Glenlivet 21yo G&M, 2009Color: Lively orange gold

Nose: Yeasty, waxy, dusty and smells like old Whisky, which is nice. Very fruity. Toned down sugared fruits, mostly yellow, apricots for certain, with a touch of very ripe and sweet tangerine skins (the soft ones oozing with juice). Creamy vanilla and very likeable, not a lot of wood after 21 years. I have never smelled a Glenlivet from Glenlivet themselves, unless it was an old bottling, but this one is from late eighties distillate. (I did the math). I like it very much, although you can smell that this has been reduced, which usually is not so good. Light. Still, the liveliness and fruitiness and the smell of years long gone, makes this an excellent Whisky. Wait a minute, what about how it tastes?
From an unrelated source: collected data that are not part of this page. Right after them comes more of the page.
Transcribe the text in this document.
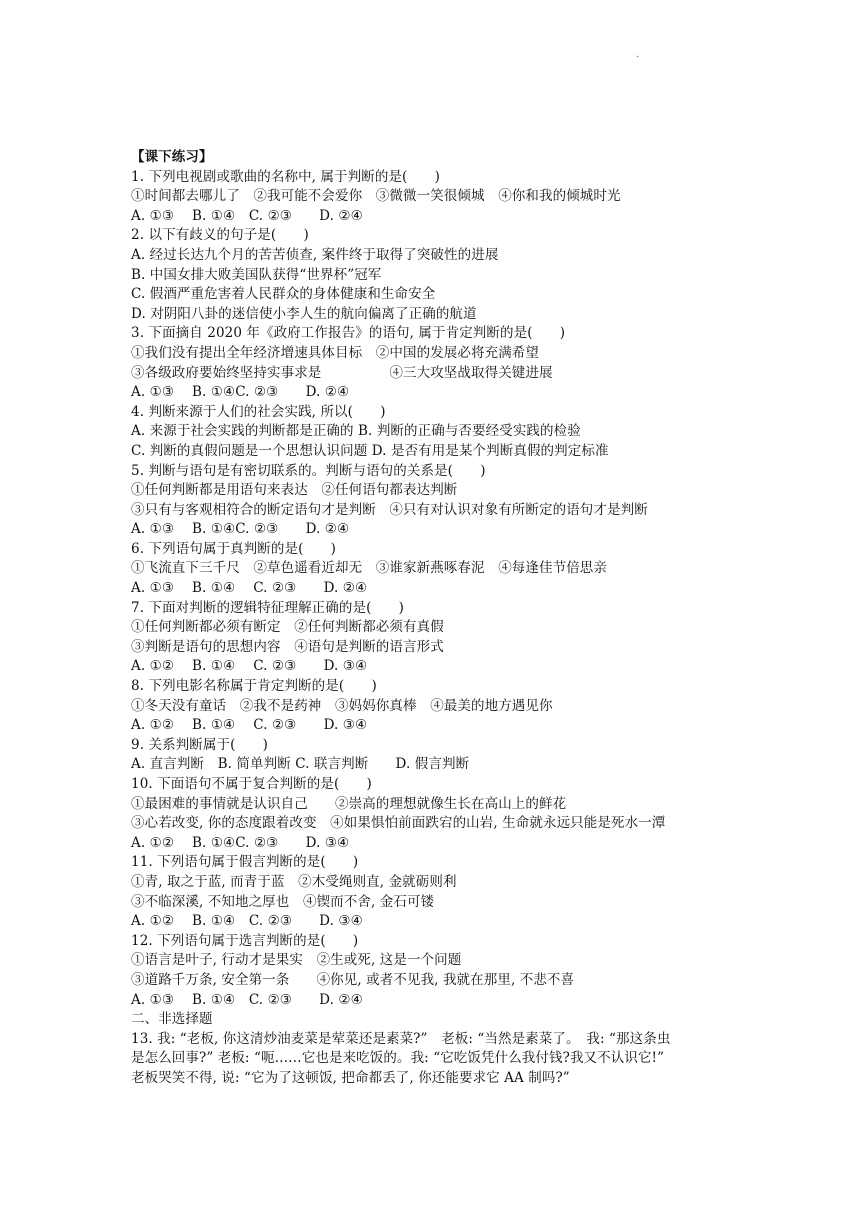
·
【课下练习】
1. 下列电视剧或歌曲的名称中, 属于判断的是(　　)
①时间都去哪儿了　②我可能不会爱你　③微微一笑很倾城　④你和我的倾城时光
A. ①③　 B. ①④　C. ②③　　D. ②④
2. 以下有歧义的句子是(　　)
A. 经过长达九个月的苦苦侦查, 案件终于取得了突破性的进展
B. 中国女排大败美国队获得“世界杯”冠军
C. 假酒严重危害着人民群众的身体健康和生命安全
D. 对阴阳八卦的迷信使小李人生的航向偏离了正确的航道
3. 下面摘自 2020 年《政府工作报告》的语句, 属于肯定判断的是(　　)
①我们没有提出全年经济增速具体目标　②中国的发展必将充满希望
③各级政府要始终坚持实事求是　　　　　④三大攻坚战取得关键进展
A. ①③　 B. ①④C. ②③　　D. ②④
4. 判断来源于人们的社会实践, 所以(　　)
A. 来源于社会实践的判断都是正确的 B. 判断的正确与否要经受实践的检验
C. 判断的真假问题是一个思想认识问题 D. 是否有用是某个判断真假的判定标准
5. 判断与语句是有密切联系的。判断与语句的关系是(　　)
①任何判断都是用语句来表达　②任何语句都表达判断
③只有与客观相符合的断定语句才是判断　④只有对认识对象有所断定的语句才是判断
A. ①③　 B. ①④C. ②③　　D. ②④
6. 下列语句属于真判断的是(　　)
①飞流直下三千尺　②草色遥看近却无　③谁家新燕啄春泥　④每逢佳节倍思亲
A. ①③　 B. ①④　 C. ②③　　D. ②④
7. 下面对判断的逻辑特征理解正确的是(　　)
①任何判断都必须有断定　②任何判断都必须有真假
③判断是语句的思想内容　④语句是判断的语言形式
A. ①②　 B. ①④　 C. ②③　　D. ③④
8. 下列电影名称属于肯定判断的是(　　)
①冬天没有童话　②我不是药神　③妈妈你真棒　④最美的地方遇见你
A. ①②　 B. ①④　 C. ②③　　D. ③④
9. 关系判断属于(　　)
A. 直言判断　B. 简单判断 C. 联言判断　　D. 假言判断
10. 下面语句不属于复合判断的是(　　)
①最困难的事情就是认识自己　　②崇高的理想就像生长在高山上的鲜花
③心若改变, 你的态度跟着改变　④如果惧怕前面跌宕的山岩, 生命就永远只能是死水一潭
A. ①②　 B. ①④C. ②③　　D. ③④
11. 下列语句属于假言判断的是(　　)
①青, 取之于蓝, 而青于蓝　②木受绳则直, 金就砺则利
③不临深溪, 不知地之厚也　④锲而不舍, 金石可镂
A. ①②　 B. ①④　C. ②③　　D. ③④
12. 下列语句属于选言判断的是(　　)
①语言是叶子, 行动才是果实　②生或死, 这是一个问题
③道路千万条, 安全第一条　　④你见, 或者不见我, 我就在那里, 不悲不喜
A. ①③　 B. ①④　C. ②③　　D. ②④
二、非选择题
13. 我: “老板, 你这清炒油麦菜是荤菜还是素菜?”　老板: “当然是素菜了。　我: “那这条虫
是怎么回事?” 老板: “呃……它也是来吃饭的。我: “它吃饭凭什么我付钱?我又不认识它!”
老板哭笑不得, 说: “它为了这顿饭, 把命都丢了, 你还能要求它 AA 制吗?”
Taste: Waxy and fruity, yes! A little bit of sweet vanilla ice cream with fresh papaya sauce over it. This time around there is most definitely some wood, and maybe some toast or smoke. In this case that’s a good thing because otherwise it just would be too light through reduction. The lightness is also noticeable by the rather short finish, which has a bitter edge from oak.

I don’t know why exactly, because it has been watered down to much and usually I don’t care a lot for woody bitterness in the finish, but for me this one works! I like it, I have one, and if that one would be empty, I would go for another one. This makes me happy, and I’m going to drink the whole sample. Nice! It is twenty-one years old, and considering the price it costs, this seems to me to be a must have. Alas these licensed bottlings from Gordon & MacPhail are getting rather rare these days, with the last version bottled in 2012. Go and find one.